Vaccine and infection control specialists say Canada's start has always been sluggish due to several key factors, most notably its decision last year to split its 414 million orders across seven different companies to reduce risk rather than upfront for a single vaccine put suppliers. To date, only two of these companies have approved vaccines for use in Canada.
Feb. 18, 2021, 2:29 p.m. ET
Canada also has inherent drawbacks: Most notably, its lack of an established vaccine manufacturer headquartered in the country and its relatively limited manufacturing capacity for making the vaccines developed by overseas companies.
Experts said the short or late deliveries shouldn't have surprised anyone so far.
"There has never been a vaccine rollout that did not go into bottlenecks due to problems fixing manufacturing errors," said Dr. Scott Halperin, Professor of Medicine at Dalhousie University in Halifax and Medical Director of the Canadian Center for Vaccination Science. "Anyone who didn't anticipate hiccups in the manufacturing process was simply unaware of the past."
Dr.
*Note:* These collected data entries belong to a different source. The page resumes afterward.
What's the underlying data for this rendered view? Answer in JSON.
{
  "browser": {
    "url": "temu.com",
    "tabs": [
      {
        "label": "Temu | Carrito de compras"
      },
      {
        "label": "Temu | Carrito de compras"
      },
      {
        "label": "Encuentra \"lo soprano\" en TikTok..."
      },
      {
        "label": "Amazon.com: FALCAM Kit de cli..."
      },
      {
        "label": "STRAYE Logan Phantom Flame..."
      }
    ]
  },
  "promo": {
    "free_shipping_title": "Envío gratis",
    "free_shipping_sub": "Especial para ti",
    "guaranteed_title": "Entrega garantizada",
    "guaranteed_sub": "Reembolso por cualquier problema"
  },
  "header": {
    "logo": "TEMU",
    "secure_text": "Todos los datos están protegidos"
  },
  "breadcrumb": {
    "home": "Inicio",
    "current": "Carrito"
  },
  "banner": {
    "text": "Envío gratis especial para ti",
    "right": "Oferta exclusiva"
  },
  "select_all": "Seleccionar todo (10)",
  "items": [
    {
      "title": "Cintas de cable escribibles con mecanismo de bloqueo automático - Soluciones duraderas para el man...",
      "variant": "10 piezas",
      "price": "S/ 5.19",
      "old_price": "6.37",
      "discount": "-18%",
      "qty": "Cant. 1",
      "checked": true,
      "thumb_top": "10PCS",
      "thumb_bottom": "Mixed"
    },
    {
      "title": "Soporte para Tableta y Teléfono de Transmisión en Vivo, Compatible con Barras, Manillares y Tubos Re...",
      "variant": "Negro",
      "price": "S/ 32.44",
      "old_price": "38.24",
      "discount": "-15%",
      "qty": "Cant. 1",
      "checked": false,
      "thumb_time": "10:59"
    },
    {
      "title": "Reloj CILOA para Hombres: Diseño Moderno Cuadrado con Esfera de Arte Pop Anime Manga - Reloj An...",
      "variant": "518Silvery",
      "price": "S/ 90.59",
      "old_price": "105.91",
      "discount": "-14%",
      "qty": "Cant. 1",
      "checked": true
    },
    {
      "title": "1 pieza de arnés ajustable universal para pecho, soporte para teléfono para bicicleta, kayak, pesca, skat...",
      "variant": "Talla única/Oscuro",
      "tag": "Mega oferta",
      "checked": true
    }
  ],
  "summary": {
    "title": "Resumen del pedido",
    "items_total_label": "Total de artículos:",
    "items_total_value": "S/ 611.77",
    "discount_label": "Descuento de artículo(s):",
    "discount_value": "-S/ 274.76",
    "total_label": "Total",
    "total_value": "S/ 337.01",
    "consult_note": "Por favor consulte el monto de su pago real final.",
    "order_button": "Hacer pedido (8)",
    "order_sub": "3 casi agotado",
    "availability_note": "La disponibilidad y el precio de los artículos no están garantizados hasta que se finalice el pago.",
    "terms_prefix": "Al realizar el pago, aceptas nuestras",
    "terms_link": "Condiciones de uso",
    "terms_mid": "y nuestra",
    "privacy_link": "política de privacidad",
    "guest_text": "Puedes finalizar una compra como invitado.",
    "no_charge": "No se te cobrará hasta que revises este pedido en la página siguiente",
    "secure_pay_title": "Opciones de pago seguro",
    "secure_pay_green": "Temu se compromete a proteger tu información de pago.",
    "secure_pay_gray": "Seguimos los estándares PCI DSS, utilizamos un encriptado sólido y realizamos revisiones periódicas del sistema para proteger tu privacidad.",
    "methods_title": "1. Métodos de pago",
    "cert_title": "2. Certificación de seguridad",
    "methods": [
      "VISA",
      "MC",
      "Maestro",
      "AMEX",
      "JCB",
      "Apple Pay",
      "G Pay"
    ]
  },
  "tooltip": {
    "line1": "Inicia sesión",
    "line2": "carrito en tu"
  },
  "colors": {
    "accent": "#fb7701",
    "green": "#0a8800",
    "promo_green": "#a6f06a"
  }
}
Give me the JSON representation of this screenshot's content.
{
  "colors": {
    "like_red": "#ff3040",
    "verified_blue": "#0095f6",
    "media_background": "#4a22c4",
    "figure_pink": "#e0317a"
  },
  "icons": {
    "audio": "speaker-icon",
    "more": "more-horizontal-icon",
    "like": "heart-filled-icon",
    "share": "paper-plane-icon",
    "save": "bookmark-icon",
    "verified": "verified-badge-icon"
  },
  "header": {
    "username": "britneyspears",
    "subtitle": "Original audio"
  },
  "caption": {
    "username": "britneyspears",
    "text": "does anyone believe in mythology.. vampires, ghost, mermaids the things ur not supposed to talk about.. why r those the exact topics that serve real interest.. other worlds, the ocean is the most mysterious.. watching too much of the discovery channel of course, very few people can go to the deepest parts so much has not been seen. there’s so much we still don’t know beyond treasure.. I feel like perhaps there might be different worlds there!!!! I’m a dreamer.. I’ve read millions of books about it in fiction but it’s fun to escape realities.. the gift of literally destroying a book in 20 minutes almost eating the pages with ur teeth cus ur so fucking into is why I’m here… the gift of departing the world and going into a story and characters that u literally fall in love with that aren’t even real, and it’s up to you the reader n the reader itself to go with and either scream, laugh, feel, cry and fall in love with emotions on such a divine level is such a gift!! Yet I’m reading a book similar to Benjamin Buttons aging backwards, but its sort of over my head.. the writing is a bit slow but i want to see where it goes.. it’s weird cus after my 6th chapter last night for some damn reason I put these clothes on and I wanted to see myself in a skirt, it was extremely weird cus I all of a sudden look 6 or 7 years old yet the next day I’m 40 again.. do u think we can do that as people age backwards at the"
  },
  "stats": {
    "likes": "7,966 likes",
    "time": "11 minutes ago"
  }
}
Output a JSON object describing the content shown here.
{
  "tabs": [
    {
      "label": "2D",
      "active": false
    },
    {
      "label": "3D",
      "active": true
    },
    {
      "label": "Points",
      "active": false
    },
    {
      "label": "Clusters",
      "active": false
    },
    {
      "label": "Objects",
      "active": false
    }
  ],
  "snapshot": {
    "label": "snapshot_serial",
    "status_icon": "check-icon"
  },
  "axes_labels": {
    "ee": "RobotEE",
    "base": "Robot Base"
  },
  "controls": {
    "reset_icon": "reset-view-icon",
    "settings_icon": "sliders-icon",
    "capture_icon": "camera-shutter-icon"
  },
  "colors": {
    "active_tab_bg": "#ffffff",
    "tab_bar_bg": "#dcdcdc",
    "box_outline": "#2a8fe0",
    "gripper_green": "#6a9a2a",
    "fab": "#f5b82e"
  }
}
David N. Fisman, professor of epidemiology at the University of Toronto's Dalla Lana School of Public Health, attributed the national hand pressing to another factor.
"It looks more like we got what we expected with the occasional hiccup," he said. “I think most of the sound and anger is really just related to the political scoring. Is there anything the federal government could realistically have done to get more vaccines earlier and magically stop those hiccups? "
Doug Ford, Ontario's Conservative Prime Minister, suggested a response despite his political viability. During a press conference last month, he called on President Biden to send Canada a million doses of vaccine from a Pfizer Michigan facility located within driving distance of the international border.
"Our American friends, help us," said Mr Ford, who has avoided criticizing Mr Trudeau. "You have a new president, no more excuses."
Under the Canadian system, the provinces are responsible for the running of health systems, including administering vaccinations, while the federal government regulates vaccines and drugs and negotiates prices. With the pandemic, Mr. Trudeau also took responsibility for purchasing the country's vaccine supply.
Brian Pallister, the Prime Minister of Manitoba, broke with that program last week, announcing that his province will be spending $ 36 million Canadian dollars to buy vaccines from a small business in Calgary, Alberta that is based on the development of a vaccine for cancer has switched to the coronavirus.
"I just want a Canadian home advantage," Pallister said when urging other prime ministers to work with him to "develop a Canadian-made solution, not just for today but for tomorrow."
However, the vaccine from Calgary Company, Providence Therapeutics, isn't going to speed up vaccination rates anytime soon. The company, which has asked Mr Trudeau's government for financial support, did not begin the first phase of human trials of his vaccine until late January.
Assuming the vaccine is approved, Providence expects production to begin late this year or early next year – long after Mr Trudeau's September goal of vaccinating all Canadians.
With Canada releasing little information about its vaccination contracts, Mahesh Nagarajan, a professor at the University of British Columbia's Sauder School of Business in Vancouver, said it was impossible to determine if anything could be done to expedite supplies.
Dr. However, Nagarajan said the country's relatively small population and lack of membership in a trading bloc like the European Union put it in a comparatively weak negotiating position.
"When production is elsewhere and resources are scarce, you can't just assume that people will ship things," said Dr. Nagarajan, adding that the province's effectiveness in administering vaccines is likely to determine whether Mr Trudeau's September target can be met.
Dr. Fisman said he was optimistic that Canada "will be inundated with vaccine supplies by summer". By then, he had some advice for Canadians.
"People need to take a few deep breaths and get through March and April," he said. "I think we're actually fine."